La mer se définit souvent pour les Anciens comme un espace autre, dans lequel l’homme se sent toujours étranger : elle ne lui est pas naturelle. Elle incarne ainsi un monde extérieur, différent, dont il faut fixer les limites. En effet, ces zones de séparation sont aussi des zones de rencontre. Si Artémis personnifie la frontière entre ces deux univers, Dionysos s’amuse pour sa part à les brouiller. À cet égard, l’homme peut également les exploiter depuis la terre ou en restant dans sa proximité par la pêche, à laquelle renvoie encore la figure de la déesse mais aussi celle d’Hermès.
Artémis est une figure divine bien étudiée ; l’attention de nombreux chercheurs s’est portée notamment sur son culte attique à travers le sanctuaire de Brauron ou sur ses liens avec la potnia thèrôn. Depuis une trentaine années, l’accent a été mis sur l’espace d’Artémis - et par conséquent sur ses relations avec la mer. Les conclusions de ces excellents articles concourent à mettre en évidence ses liens avec les rivages et les zones de confins.
Par ailleurs, examiner les liens d’Artémis avec la mer oblige à réunir non seulement les sources référant à elle, mais aussi à d’autres divinités auxquelles on l’a parfois assimilée, afin d’essayer de comprendre quand et pourquoi se sont opérés de tels rapprochements. Ainsi, à travers les attestations de cultes seront traitées également Diktynna, Britomartis et quelques divinités locales.
Le caractère d’Artémis apparaît bien défini dans la littérature ancienne en dehors même de tout sanctuaire. Selon la tradition, elle est associée aux espaces naturels : elle court, libre, à travers les étendues, préférant la compagnie des animaux à celle des hommes. L’Hymne homérique à Artémis (II, v. 1-10) célèbre sa personnalité et sa puissance sur la nature. Même la mer poissonneuse (πόντος ίξθυόεις) tremble au passage de celle qui parcourt tant les montagnes que les ἄκριας battus par les vents ; or ce mot désigne les hauteurs comme les promontoires.
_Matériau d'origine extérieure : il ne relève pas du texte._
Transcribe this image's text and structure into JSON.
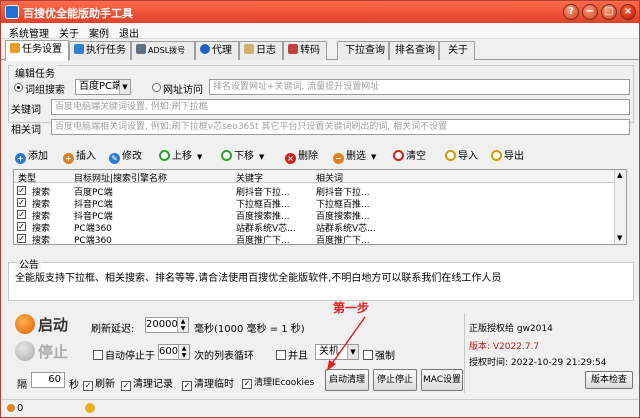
{
  "window": {
    "title": "百搜优全能版助手工具"
  },
  "menu": [
    "系统管理",
    "关于",
    "案例",
    "退出"
  ],
  "tabs": [
    "任务设置",
    "执行任务",
    "ADSL拨号",
    "代理",
    "日志",
    "转码",
    "下拉查询",
    "排名查询",
    "关于"
  ],
  "edit_group": {
    "title": "编辑任务",
    "radio_search": "词组搜索",
    "engine_select": "百度PC端",
    "radio_url": "网址访问",
    "url_placeholder": "排名设置网址+关键词, 流量提升设置网址",
    "keyword_label": "关键词",
    "keyword_placeholder": "百度电脑端关键词设置, 例如:刷下拉框",
    "related_label": "相关词",
    "related_placeholder": "百度电脑端相关词设置, 例如:刷下拉框v芯seo365t 其它平台只设置关键词刷出的词, 相关词不设置"
  },
  "toolbar": [
    "添加",
    "插入",
    "修改",
    "上移",
    "下移",
    "删除",
    "删选",
    "清空",
    "导入",
    "导出"
  ],
  "table": {
    "headers": [
      "类型",
      "目标网址|搜索引擎名称",
      "关键字",
      "相关词"
    ],
    "rows": [
      [
        "搜索",
        "百度PC端",
        "刷抖音下拉...",
        "刷抖音下拉..."
      ],
      [
        "搜索",
        "抖音PC端",
        "下拉框百推...",
        "下拉框百推..."
      ],
      [
        "搜索",
        "抖音PC端",
        "百度搜索推...",
        "百度搜索推..."
      ],
      [
        "搜索",
        "PC端360",
        "站群系统V芯...",
        "站群系统V芯..."
      ],
      [
        "搜索",
        "PC端360",
        "百度推广下...",
        "百度推广下..."
      ]
    ]
  },
  "notice": {
    "title": "公告",
    "text": "全能版支持下拉框、相关搜索、排名等等.请合法使用百搜优全能版软件,不明白地方可以联系我们在线工作人员"
  },
  "controls": {
    "start": "启动",
    "stop": "停止",
    "refresh_delay_label": "刷新延迟:",
    "refresh_delay_value": "20000",
    "ms_hint": "毫秒(1000 毫秒 = 1 秒)",
    "auto_stop_label": "自动停止于",
    "auto_stop_value": "6000",
    "loop_label": "次的列表循环",
    "and_label": "并且",
    "shutdown_select": "关机",
    "force_label": "强制",
    "interval_prefix": "隔",
    "interval_value": "60",
    "interval_unit": "秒",
    "cb_refresh": "刷新",
    "cb_clear_records": "清理记录",
    "cb_clear_temp": "清理临时",
    "cb_clear_cookies": "清理IEcookies",
    "btn_start_clean": "启动清理",
    "btn_stop_clean": "停止停止",
    "btn_mac": "MAC设置"
  },
  "license": {
    "authorized_to": "正版授权给 gw2014",
    "version": "版本: V2022.7.7",
    "auth_time": "授权时间: 2022-10-29 21:29:54",
    "check_button": "版本检查"
  },
  "annotation": "第一步",
  "status": {
    "left_value": "0"
  },
  "colors": {
    "titlebar": "#e0402a",
    "version_red": "#c02020",
    "annotation_red": "#e02020"
  }
}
Callimaque définit aussi l’espace d’Artémis dans l’Hymne qui lui est consacré (III, v. 31-40) : outre les villes que son père lui octroie, elle reçoit de lui le privilège d’être gardienne des routes et des ports (ἀγυιαῖς καὶ λιμένεσσιν ἐπίσκοπος).
Cet espace recouvre ainsi non seulement bois et montagnes, mais de façon générale elle est également liée par essence aux bords de mer : rivages, promontoires, ports.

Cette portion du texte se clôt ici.